1796 Burney Mem. Metastasio I. 179 It has awakened in my mind a croud of delightful mementos of laughable adventures.

   4. Humorously misused for: a. A reverie, ‘brown study’; hence, a doze; b. (One's) memory.

1587 Greene Tritam. ii. H 3, Panthia..seeing that Aretino his choller was not yet digested, willing with some discourse to bring him out of his memento,..saide [etc.]. 1593 Nashe Christ's T. (1613) 164 Dormatiue potions..that when [she] lies by him,..she may steale from him, whiles he is in his deepe memento. 1594Unfort. Trav. 7 Presently he remembred himselfe, and had like to haue fallen into his memento againe. 1619 Chapman Two Wise Men iv. i. 43, I heare it well Sir, and haue lock'd it vp safely in my memento.

   5. memento mori (ˈmɔəraɪ, ˈmɔːrɪ). [L. = ‘remember that you have to die’.] a. A warning of death. b. concr.
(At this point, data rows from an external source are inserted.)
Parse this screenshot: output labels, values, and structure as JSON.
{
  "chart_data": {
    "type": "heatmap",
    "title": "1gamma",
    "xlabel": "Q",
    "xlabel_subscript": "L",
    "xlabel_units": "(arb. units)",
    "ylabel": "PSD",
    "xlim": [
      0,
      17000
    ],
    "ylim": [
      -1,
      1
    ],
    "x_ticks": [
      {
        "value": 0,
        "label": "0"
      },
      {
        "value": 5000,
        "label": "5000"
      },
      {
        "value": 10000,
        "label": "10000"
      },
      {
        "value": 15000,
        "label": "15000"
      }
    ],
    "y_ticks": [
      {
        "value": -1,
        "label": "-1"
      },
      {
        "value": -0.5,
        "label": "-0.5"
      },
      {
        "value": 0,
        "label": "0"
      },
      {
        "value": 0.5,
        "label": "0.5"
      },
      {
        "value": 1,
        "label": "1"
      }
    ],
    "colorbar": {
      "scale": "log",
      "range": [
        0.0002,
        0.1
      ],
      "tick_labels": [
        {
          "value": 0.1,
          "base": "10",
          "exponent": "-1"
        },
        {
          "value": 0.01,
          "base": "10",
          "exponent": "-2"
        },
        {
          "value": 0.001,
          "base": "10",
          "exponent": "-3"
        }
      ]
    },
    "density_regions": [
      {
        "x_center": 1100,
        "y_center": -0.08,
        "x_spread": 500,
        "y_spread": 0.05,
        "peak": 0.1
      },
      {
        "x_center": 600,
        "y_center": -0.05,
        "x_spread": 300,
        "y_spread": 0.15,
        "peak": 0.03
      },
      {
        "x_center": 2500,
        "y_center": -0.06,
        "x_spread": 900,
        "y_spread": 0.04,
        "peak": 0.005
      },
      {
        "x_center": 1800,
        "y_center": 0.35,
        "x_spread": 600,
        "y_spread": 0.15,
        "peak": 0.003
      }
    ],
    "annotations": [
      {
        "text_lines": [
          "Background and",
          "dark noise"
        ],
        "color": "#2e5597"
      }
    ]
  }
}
A reminder of death, such as a skull or other symbolical object.

[1592 Nashe Summers Last Will Wks. VIII. 48 Whateuer you do, memento mori, remember to rise early in the morning.] 1596 Shakes. 1 Hen. IV, iii. iii. 34, I make as good vse of it, as many a man doth of a Deaths-Head, or a Memento Mori. 1597 Pilgr. Parnass. ii. 214 (Macray), If I doe not..Ile give my heade to anie good felowe to make a memento mori of! 1641 in W. W. Wilkins Pol. Ballads (1860) I. 3 Memento Mori, I'll tell you a strange story. a 1680 Rochester Let. fr. Artemiza in Town, Now scorn'd by all, forsaken, and opprest, She's a Memento mori to the rest. 1738 G. Lillo Marina i. ii, Thy face is a memento mori for thy own sex. 1850 Thackeray Pendennis II. xxiii. 229 A great man must keep his heir at his feast like a living memento mori.


attrib. 1877 W. Jones Finger-ring 372 In the same collection is a ‘memento mori’ ring, of bronze.

  6. memento vivere [L. = ‘remember (that you have) to live’ (used in conscious opposition to memento mori)]: a reminder of life; a reminder of the pleasure of living.

1928 Blunden Undertones of War ii. 17 Sitting in the headquarters dugout with ‘La Vie Parisienne’ as a memento vivere. 1931 A. Huxley Cicadas 8 Rosy among the funeral black (Memento Vivere) a naked girl. 1966 Punch 19 Oct. 603/2 A memento vivere from an asylum sought, found, but ultimately rejected.